"Schlmapige Amtsführung" im NPD-Verbotsverfahren Union steht Schily auf den Füßen

Berlin (rpo). In der V-Mann-Affäre gerät Bundesinnenminister Otto Schily weiter unter Druck. Die Union erneuerte am Donnerstag ihre Rücktrittsforderung wegen "schlampiger Amtsführung". Bayerns Innenminister Günther Beckstein warf Schily vor, das Vertrauen zwischen Regierung, Bundestag und Bundesrat schwer gestört zu haben.

Schily forderte die Länder dagegen auf, zu ihrer eigenen Verantwortung für den Skandal zu stehen. Das Geheimdienst-Kontrollgremium des Bundestags prüft die Einsetzung eines Sonderermittlers in der Affäre.

Diese hatte am Dienstag mit der Aussetzung des NPD-Verbotsverfahrens durch das Bundesverfassungsgericht begonnen. Zuvor hatten die Richter beiläufig erfahren, dass in den Verbotsanträge Äußerungen eines ehemaligen V-Mannes des nordrhein-westfälischen Verfassungsschutzes als Beweis aufgeführt sind.

Schily richtete vor allem an das Land Bayern den Vorwurf, für die Informationspannen mitverantwortlich zu sein. Die Münchner Landesregierung habe sich dafür eingesetzt, das Verfassungsgericht nicht über den V-Mann zu informieren. "Ich finde, wir sollten alle zu unserer gemeinsamen Verantwortung stehen", sagte der SPD-Politiker im ZDF-Morgenmagazin. Es dürfe sich "niemand seitwärts in die Büsche stehlen und sagen, ich bin aus dem Spiel".

Beckstein wies den Vorwurf Schilys zurück und beschuldigte ihn im Gegenzug, die Schuld wahrheitswidrig auf andere abwälzen zu wollen. Das Bundesinnenministerium trage durch "unglaubliche Leichtfertigkeit und die mehrfachen Pannen" dazu bei, dass nun "Rechtsextreme glauben, jubeln zu können", erklärte der CSU-Politiker.

CDU-Innenexperte Erwin Marschewski forderte Schily erneut auf, seinen Schreibtisch wegen Schlamperei in seinem Hause zu räumen. "Ein vernünftiger Minister muss die Verantwortung für diese Dinge tragen", sagte er der AP.

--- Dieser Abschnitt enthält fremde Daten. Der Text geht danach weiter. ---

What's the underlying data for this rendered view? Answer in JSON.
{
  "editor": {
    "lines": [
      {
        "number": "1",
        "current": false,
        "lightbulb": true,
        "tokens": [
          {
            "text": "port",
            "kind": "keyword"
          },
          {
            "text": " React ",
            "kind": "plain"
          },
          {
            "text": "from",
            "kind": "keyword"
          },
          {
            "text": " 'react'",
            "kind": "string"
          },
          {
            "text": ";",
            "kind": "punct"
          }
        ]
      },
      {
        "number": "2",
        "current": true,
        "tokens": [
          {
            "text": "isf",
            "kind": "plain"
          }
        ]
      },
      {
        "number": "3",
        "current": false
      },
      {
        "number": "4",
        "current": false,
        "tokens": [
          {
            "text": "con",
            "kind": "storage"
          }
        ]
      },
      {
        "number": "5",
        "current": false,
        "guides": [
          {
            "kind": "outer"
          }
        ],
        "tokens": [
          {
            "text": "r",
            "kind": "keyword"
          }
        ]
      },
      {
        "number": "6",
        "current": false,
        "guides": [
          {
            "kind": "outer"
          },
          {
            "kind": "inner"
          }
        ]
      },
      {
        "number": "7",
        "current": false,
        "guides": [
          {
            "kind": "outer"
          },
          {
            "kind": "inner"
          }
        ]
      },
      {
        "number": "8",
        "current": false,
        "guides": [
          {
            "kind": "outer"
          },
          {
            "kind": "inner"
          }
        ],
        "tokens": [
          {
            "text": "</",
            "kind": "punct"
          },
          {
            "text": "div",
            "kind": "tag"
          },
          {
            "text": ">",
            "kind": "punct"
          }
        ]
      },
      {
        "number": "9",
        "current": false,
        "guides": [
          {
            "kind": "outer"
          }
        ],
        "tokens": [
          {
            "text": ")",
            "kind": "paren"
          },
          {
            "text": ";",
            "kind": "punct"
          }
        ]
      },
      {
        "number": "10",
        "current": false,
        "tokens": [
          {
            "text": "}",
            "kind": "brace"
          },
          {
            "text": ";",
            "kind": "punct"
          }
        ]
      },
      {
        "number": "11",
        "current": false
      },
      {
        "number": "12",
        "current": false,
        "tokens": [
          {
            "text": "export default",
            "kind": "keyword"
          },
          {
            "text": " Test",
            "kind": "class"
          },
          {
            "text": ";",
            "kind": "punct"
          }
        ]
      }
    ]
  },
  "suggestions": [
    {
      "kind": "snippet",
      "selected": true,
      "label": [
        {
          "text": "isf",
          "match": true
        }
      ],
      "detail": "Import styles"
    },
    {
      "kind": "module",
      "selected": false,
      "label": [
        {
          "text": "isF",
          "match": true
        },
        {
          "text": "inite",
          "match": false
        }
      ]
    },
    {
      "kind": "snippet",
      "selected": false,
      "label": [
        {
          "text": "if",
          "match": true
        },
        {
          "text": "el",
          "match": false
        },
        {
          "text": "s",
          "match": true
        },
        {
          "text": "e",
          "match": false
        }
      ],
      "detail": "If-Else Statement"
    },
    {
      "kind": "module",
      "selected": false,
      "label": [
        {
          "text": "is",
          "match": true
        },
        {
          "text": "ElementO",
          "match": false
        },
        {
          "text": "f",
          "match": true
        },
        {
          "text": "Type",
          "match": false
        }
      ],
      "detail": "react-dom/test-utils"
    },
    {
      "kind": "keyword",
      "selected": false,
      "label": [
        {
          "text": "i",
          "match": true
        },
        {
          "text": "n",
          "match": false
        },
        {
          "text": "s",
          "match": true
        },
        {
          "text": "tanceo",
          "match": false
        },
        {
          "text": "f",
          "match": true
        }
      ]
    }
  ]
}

Schily sieht Prozess nicht gefährdet

Den Verbots-Prozess sieht Schily trotz der Pannen nicht in Gefahr. Er wolle sich mit den Prozessbevollmächtigten sowie den Innenministern der federführenden Länder im Verbotsverfahren - Bayern, Niedersachsen und Nordrhein-Westfalen - treffen, um sicher zu stellen, dass "da nichts anbrennen kann".

Der hessische Ministerpräsident Roland Koch sieht dagegen die Erfolgsaussichten des Verbotsverfahrens gefährdet und forderte im ZDF, die NPD politisch zu bekämpfen. Der politische Ansatz, die Partei durch ein Verbotsverfahren aus dem Spiel zu nehmen, sei gefährdet, meinte Koch. Es sei schließlich keine Lappalie, mit falschen und unvollständigen Informationen vor das Bundesverfassungsgericht zu gehen.

Union, FDP und Grüne sprachen sich derweil dafür aus, einen Sonderermittler mit der Aufklärung der Affäre zu beauftragen. Die Parlamentarische Kontrollkommission des Bundestags wollte noch am Abend über eine solche Maßnahme abstimmen.

Die Grünen bekräftigten ihre Forderung nach einer Geheimdienstreform. Dazu solle noch in dieser Legislaturperiode eine Kommission nach Vorbild des Expertengremiums zur Bundeswehrreform eingesetzt werden, sagte Rechtsexperte Volker Beck der AP. Eine Maßnahme zur Verbesserung der Kontrolle von Verfassungsschutz, Bundesnachrichtendienst und Militärischem Abschirmdienst könnte die Einsetzung eines Geheimdienstbeauftragten beim Bundestag sein.